The offense in question would be a misdemeanor. It carries jail time and a $1,000 fine.
This being Idaho, the measure easily cleared its first hurdle - formal introduction in the House State Affairs Committee. Next comes a committee public hearing. To support such a concept, Patterson is either inherently or deliberately obtuse. How else to explain a potential law that runs afoul of the following:
- Nothing President Barack Obama has implemented through executive orders or proposed in law even remotely envisions confiscating guns from their lawful owners.
- Even if Obama attempted such a feat, he'd run up against not only a Republican House, but a U.S. Supreme Court ruling that recognizes the Second Amendment gives individuals the right to own and possess firearms.

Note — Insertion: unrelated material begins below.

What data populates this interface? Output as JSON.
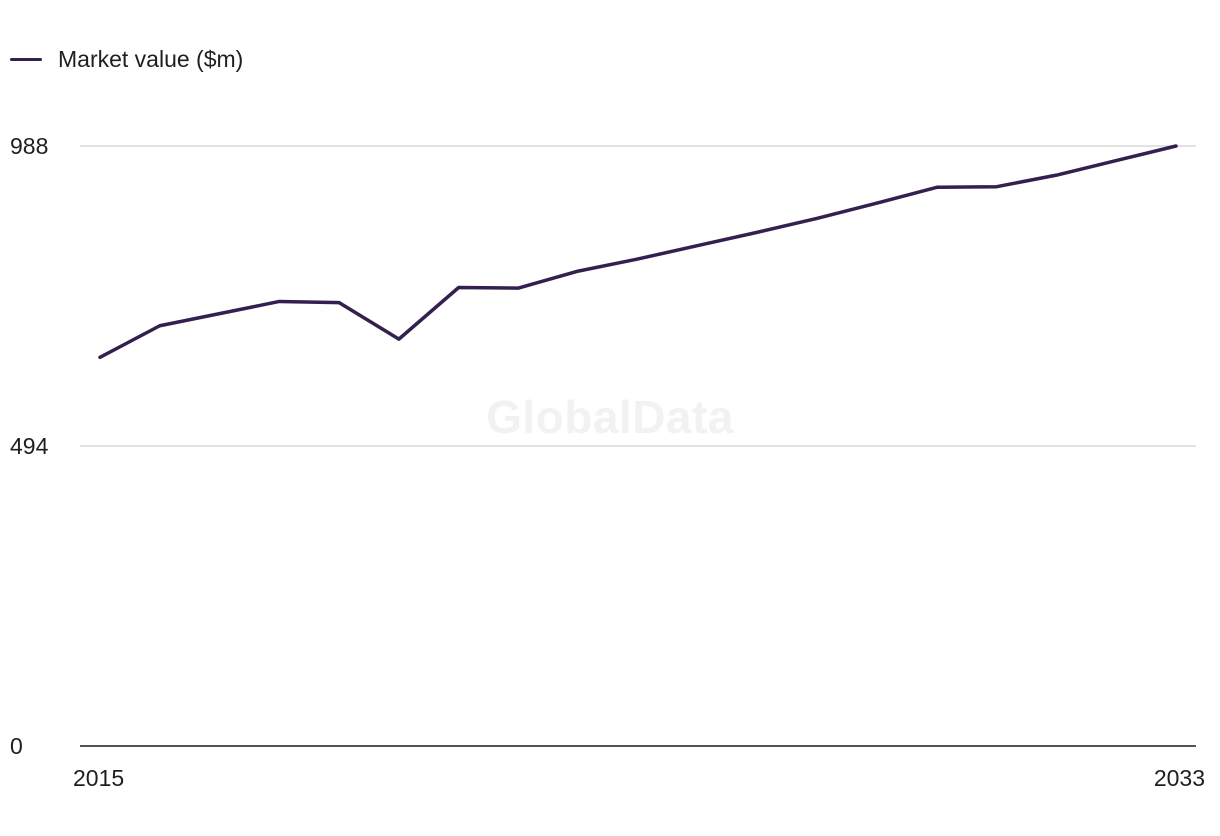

- Federal law trumps state and local law. No amount of chest-beating on the floor of the Idaho House changes the Supremacy Clause of the U.S Constitution or the outcome of the American Civil War. In any event, the people who sort out these issues are called judges.
- Patterson's bill supposedly addresses only the gun confiscation issue. Supporters maintain it "would clearly not affect an Idaho law enforcement officer who assists federal agents on drug/gang or similarly related enforcement activities." But to bar Idaho cops from helping their brother officers at the federal level on one matter is a slippery slope that inevitably leads elsewhere. What's next? Bank robbery is a federal crime. So is kidnapping. Are those to be left exclusively to federal agents?
- A relatively small group of Idaho officers - 44 county sheriffs, about 75 chiefs of police and a state police unit - have forged a cordial, cooperative relationship with the five federal agencies: Secret Service, the FBI, Drug Enforcement Agency, Homeland Security and the Bureau of Alcohol, Tobacco, Firearms and Explosives. Doing so is a practical necessity for a small number of cops covering a big territory with a sparse population.
Patterson and his 22 co-sponsors seem to be oblivious to all of these questions. Why? Odds are they were too busy pandering to the anti-Obama hysteria roiling Idaho that they didn't bother to ask not only about the bill's impact but also its constitutionality.
THERE IS NO THIRD OPTION ON EXCHANGES
(TWIN FALLS) TIMES-NEWS
There's a movement afoot in Idaho - even among legislators who should know better - to protest the federally mandated health exchange.
These people aren't happy that a health exchange has been mandated and they don't want Idaho to participate. Somehow, they have convinced themselves that is an option.
There are two options: Set up a state-run exchange or let the federal government do it for you. Period. The time for protest is behind us and it's time to stop pretending another tantrum will change the course of history.
Sen. Dean Cameron, R-Rupert, said it best on Thursday during the six-hour health exchange debate on the Senate floor. Cameron openly opposes Obama's health care overhaul, but he reminded fellow lawmakers that this is Obama's signature. It is Obama's legacy. If Idaho thinks it can ignore a mandate and go unnoticed, he said, that's not going to happen.
Instead, the federal government will put itself in charge of our health insurance exchange and we will lose our voice.